Apo Island is in the province of Negros Oriental, in the Central Visayas region of the Philippines, a short distance south of the provincial capital of Dumaguete. It is well-known as one of the country's many fine diving destinations.
Administratively, the island is a barangay of the town of Dauin. The area around it is a marine reserve under the jurisdiction of the national Protected Area Management Board (PAMB).
It is common to use Dumaguete as a stop-over en route to the island. Any travel agent or dive shop in Dumaguete can arrange transport; see the Dumaguete article for details.
- ₱2000 - small boat max 5 passengers
- ₱3000 - big boat max 10 passengers
Solo travellers may also join other boats for ₱300. It doesn't matter if you stay in the island for a day or a week; the rates are the same.
You must arrange for transport from one of the local boats to come and retrieve you for a fee. It is a several mile trip in an outrigger canoe with outboard motor over open water, swells can be large and you can expect to be sprayed with saltwater throughout the trip (wear sunglasses). The boats will generally meet you at Zamboanguita where the Malatapay Wednesday market is held. Take a jeepney from Dumaguete, just ask the driver or conductor to warn you when it is your stop.
Nearby towns have resorts that offer day trips to the island. Zamboanguita has Liquid Dive Resort, Thalatta Beach Dive Resort and Wellbeach Dive Resort, while Dauin has Bahura Resort & Spa; see the articles for those towns.
The island is only 3 km around and 120 m high at the top of the hill; walking will get you anywhere you need to go.
One of the Philippines' famous diving sites, Apo Island has one of the world's best known community-organised marine sanctuaries. It's home to over 650 documented species of fish and estimated to have over 400 species of corals. There are also many sea turtles.
Diving and snorkeling are the main activities around the island. Resorts on and off the island typically hold diving programs for different skill levels. Instructors are commonly PADI-certified. The diving is excellent, plenty of reefs, tons of fish and turtles, and amazing visibility. Keep an eye out for the Giant Trevally which is known in these waters.
There are two dive shops in Apo Island:
- Apo Island resort - USD25 inclusive of complete gear, boat and divemaster; USD20 exclusive of gear, inclusive of tank & weights, boat and divemaster. Less USD2 for shore dives.
- Paul's diveshop - ₱1150 for one dive, ₱2200 for 2 dives exclusive of gear. For complete gear, add ₱280 per dive.
Conservation tax of ₱300 is charged if diving within the sanctuary and ₱200 if diving outside of the sanctuary. These rates are as of June 2009.
There isn't much in the way of retail on Apo Island. It's advisable to bring anything that you may need with you because it is a long trip back to Dumaguete. The local women will try to sell you t-shirts and sarongs when you arrive and when you leave.
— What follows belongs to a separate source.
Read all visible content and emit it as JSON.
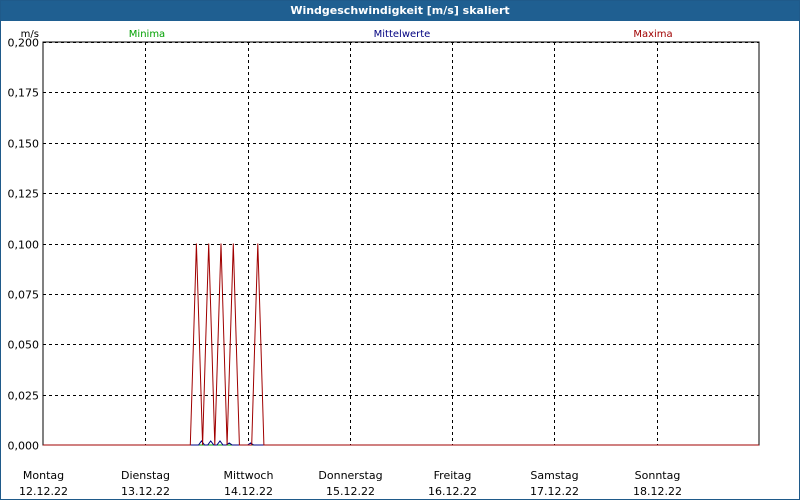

Both resorts have Apo Island t-shirts and hats which are little more than the words Apo Island and the symbol for divers.
Both hotels have restaurants, Liberty's has particularly good chocolate/banana shakes. Menus are limited but what is available is pretty good. At Liberty's, the dive master will go table to table during dinner and help you arrange the next day's dives.
Several beach resorts at nearby towns offer trips to the island; see #Get in above.
There are two publicised resorts on the island, Liberty Community lodge and Apo Island Beach Resort.
- Liberty Community Lodge, ☎ . Liberty Community Lodge is the larger of the two with a very nice restaurant and both private and dorm type rooms. The private rooms are situated in what appears to be a large expensive private house, the showers use barely desalinated water and the island is always on restricted water use
- Apo Island Beach Resort, ☎ . Apo Island Beach Resort is on the opposite side of the boulder from Liberty Community Lodge. 5 min walk from Liberty and in a more secluded cove. The cottages here are made of earth / concrete mix (as compared to Liberty which has a lot of bamboo/nipa). The company that owns this place also owns the Coco Grande hotel and Coco Amigos restaurant in Dumaguete; bookings and transport can be arranged through the hotel or the company office next to the restaurant.
Dumaguete is the main transport hub of the region; most travellers will reach Apo from there and return there after the island trip.
It is also possible to spend time on the coast near Apo (in Zamboanguita or Dauin) or to continue south (away from Dumaguete and toward Siaton) after visiting the island, but these are much less common choices.